Section 9: Available amount

27.Section 9 explains how the available amount is to be calculated. It is calculated in the same way as “the amount that might be realised” in the earlier confiscation legislation. The available amount is the value of all the defendant’s property, minus certain prior obligations of the defendant’s such as earlier fines, plus the value of all tainted gifts made by the defendant. Tainted gifts are described in section 77.

Section 10: Assumptions to be made in case of criminal lifestyle

28.Section 10 applies where the court has decided that the defendant has a criminal lifestyle and it is, accordingly, considering the defendant’s benefit from general criminal conduct. The section requires the court to make certain specified assumptions to establish whether the defendant has benefited from general criminal conduct, and, if so, by how much. The court is not, however, permitted to make an assumption in relation to particular property or expenditure if it is shown to be incorrect or there would be a serious risk of injustice if it were made. Where for any reason the court does not make any of the assumptions specified in the legislation, it must nevertheless continue to decide whether the defendant has benefited from general criminal conduct and decide the recoverable amount, albeit without the assistance of the assumptions.

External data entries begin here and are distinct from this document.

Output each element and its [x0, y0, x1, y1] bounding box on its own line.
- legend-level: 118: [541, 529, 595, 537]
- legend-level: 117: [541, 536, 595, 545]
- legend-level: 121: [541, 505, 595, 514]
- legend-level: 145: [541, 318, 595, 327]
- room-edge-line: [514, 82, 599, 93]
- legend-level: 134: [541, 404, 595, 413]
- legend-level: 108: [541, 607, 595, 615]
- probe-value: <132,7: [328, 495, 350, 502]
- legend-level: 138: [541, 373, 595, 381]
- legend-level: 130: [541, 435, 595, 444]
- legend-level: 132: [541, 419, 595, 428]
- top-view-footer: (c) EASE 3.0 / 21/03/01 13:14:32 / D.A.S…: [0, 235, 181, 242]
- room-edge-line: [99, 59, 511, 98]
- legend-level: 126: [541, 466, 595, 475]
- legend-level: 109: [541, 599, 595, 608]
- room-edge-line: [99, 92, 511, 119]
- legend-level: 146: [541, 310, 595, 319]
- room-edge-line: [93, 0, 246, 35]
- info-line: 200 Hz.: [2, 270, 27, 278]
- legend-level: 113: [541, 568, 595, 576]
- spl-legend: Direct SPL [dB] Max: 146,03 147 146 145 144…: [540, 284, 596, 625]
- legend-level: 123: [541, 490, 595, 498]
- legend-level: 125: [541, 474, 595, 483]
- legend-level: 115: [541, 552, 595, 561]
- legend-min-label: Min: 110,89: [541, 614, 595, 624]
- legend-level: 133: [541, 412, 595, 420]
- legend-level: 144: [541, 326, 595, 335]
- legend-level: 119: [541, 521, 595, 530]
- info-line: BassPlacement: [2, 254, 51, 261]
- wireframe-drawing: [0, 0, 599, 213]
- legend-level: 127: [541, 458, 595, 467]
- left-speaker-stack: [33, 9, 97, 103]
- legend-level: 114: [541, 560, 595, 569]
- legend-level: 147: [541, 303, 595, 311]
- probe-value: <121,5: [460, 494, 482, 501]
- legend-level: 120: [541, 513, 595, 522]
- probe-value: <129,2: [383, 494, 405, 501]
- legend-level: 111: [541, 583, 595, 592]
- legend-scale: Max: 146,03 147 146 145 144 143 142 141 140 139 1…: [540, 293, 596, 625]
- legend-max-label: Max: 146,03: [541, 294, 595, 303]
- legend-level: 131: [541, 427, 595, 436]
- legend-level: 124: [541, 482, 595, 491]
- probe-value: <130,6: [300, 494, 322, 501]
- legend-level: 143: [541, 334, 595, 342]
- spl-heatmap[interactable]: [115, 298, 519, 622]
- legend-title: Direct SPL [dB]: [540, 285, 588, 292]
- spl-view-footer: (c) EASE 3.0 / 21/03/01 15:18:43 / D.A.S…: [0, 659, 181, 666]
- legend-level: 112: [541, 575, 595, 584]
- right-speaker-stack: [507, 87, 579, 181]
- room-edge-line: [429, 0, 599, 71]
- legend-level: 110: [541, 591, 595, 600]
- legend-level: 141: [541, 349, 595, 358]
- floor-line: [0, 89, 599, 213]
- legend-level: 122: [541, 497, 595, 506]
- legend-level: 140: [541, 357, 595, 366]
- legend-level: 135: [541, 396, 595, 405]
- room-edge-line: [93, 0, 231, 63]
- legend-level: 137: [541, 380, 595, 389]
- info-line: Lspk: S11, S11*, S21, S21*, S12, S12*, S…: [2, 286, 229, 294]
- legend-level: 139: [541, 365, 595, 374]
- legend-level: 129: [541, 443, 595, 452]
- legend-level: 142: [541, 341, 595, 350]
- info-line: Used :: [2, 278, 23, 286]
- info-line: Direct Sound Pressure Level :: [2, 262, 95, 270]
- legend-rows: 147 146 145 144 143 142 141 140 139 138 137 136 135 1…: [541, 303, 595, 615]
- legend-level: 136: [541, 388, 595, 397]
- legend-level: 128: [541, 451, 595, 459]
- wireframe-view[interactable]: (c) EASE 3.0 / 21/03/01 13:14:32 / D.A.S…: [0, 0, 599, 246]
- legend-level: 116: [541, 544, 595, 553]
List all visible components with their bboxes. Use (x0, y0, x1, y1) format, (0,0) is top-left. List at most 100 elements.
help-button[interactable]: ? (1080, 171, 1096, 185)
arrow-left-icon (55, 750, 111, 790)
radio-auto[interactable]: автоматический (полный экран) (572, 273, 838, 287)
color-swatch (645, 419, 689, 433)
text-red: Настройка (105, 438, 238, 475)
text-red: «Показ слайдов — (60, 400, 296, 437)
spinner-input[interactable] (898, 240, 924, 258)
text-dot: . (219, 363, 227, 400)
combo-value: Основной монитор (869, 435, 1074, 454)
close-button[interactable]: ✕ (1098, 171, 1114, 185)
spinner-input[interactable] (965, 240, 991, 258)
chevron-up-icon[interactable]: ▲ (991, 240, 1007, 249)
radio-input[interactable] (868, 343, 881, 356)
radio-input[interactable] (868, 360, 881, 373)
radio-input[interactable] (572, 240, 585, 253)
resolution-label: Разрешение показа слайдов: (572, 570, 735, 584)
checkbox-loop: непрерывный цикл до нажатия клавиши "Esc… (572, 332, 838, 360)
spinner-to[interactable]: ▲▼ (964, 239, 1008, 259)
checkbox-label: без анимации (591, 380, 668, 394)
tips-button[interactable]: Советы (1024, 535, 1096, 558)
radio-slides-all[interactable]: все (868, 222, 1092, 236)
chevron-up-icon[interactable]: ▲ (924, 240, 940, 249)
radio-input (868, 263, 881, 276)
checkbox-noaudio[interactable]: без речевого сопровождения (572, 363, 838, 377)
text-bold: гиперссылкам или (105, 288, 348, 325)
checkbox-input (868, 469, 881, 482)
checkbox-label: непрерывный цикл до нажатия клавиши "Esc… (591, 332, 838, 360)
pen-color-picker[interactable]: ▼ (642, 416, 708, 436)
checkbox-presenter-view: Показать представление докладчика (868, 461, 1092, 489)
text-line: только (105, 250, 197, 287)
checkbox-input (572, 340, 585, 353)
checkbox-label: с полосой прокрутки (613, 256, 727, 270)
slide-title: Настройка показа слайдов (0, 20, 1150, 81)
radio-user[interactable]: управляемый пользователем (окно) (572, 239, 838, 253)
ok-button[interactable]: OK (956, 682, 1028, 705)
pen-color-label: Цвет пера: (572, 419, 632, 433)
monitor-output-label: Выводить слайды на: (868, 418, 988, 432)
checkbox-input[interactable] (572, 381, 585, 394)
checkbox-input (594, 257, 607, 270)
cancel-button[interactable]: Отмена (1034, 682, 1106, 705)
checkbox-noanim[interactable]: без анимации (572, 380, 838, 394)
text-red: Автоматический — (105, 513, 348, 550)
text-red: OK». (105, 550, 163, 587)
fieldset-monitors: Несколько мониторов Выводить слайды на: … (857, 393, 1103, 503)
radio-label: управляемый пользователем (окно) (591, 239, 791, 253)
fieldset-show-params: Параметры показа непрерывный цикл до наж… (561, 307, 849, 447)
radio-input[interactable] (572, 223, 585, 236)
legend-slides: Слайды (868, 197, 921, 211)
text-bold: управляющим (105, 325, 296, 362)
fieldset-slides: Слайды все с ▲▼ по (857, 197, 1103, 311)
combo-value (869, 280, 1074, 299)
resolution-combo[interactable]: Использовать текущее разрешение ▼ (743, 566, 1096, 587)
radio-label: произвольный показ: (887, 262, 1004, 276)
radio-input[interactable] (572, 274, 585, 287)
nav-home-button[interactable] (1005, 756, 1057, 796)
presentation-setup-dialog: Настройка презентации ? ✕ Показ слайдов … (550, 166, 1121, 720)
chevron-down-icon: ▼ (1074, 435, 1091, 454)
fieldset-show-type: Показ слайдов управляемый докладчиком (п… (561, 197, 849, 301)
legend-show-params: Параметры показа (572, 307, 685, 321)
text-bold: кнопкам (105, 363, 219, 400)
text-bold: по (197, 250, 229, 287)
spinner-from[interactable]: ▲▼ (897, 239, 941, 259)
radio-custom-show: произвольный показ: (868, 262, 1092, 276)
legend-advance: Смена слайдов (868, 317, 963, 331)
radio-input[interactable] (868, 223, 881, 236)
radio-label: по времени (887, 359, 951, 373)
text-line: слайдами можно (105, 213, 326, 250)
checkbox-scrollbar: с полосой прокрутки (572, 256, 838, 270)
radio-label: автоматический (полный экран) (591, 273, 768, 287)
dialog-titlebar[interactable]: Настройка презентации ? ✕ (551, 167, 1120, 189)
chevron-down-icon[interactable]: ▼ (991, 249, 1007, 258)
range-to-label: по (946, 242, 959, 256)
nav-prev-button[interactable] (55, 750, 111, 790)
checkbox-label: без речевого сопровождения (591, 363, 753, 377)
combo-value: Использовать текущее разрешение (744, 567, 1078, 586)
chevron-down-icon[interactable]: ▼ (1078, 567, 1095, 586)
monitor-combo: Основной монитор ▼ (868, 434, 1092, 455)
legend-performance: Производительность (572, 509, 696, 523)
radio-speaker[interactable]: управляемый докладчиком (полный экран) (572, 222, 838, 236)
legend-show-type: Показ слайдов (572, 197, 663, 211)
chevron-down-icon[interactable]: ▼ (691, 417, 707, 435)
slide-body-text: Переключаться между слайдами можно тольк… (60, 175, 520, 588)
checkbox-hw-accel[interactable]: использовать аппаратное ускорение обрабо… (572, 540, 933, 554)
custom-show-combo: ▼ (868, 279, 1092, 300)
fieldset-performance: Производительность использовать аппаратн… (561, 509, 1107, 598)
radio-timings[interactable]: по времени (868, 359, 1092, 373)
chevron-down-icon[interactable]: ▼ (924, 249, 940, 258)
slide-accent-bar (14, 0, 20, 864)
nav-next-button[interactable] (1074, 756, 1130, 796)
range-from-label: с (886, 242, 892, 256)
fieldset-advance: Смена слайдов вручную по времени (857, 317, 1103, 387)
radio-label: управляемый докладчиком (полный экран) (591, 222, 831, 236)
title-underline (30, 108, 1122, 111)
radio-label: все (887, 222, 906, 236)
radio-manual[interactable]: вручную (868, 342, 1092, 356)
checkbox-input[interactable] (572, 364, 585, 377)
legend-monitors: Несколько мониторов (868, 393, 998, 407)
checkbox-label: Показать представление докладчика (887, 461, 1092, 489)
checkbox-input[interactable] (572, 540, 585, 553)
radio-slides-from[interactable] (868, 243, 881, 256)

29.The earlier confiscation legislation provides for similar assumptions to be made. They are mandatory in confiscation proceedings following a conviction for a drug trafficking offence, but discretionary in all other confiscation cases (and, in the latter case, other criteria must be satisfied before they can be made). Section 11 creates a single scheme under which the assumptions are mandatory in all cases where a person has a criminal lifestyle (defined in section 75).

Section 11: Time for payment

30.Section 11 indicates how long the court may allow the defendant to pay the amount due under the confiscation order. At present, there is no limit on the time that may be allowed. Section 11 provides that the amount is to be paid immediately, unless the defendant can demonstrate to the court that he needs more time to pay. The prosecutor and Director will have the right to be heard at any application by the defendant for time to pay, or an extension of time to pay. If the court is satisfied that time to pay is required, it may allow up to six months to pay, and up to a further six months on a later occasion if there are exceptional reasons justifying the extension. In no case, however, will more than 12 months be granted from the day on which the confiscation order is made.

Section 12: Interest on unpaid sums

31.Section 12 makes it clear that the defendant must pay interest on a confiscation order that is not paid in full by the time allowed. It leaves no room for doubt that the payment of interest is mandatory in all cases (the existing legislation is framed in terms of a “liability” to pay interest and it has been suggested occasionally that this implies a discretion as to whether or not interest is added to a particular unpaid order).

Section 13: Effect of order on court’s other powers

32.Section 13 requires the court to have regard to the confiscation order before imposing a fine or other order involving payment on the defendant, except for a compensation order, but otherwise to leave the confiscation order out of account in sentencing the defendant. It reproduces the effect of existing legislation.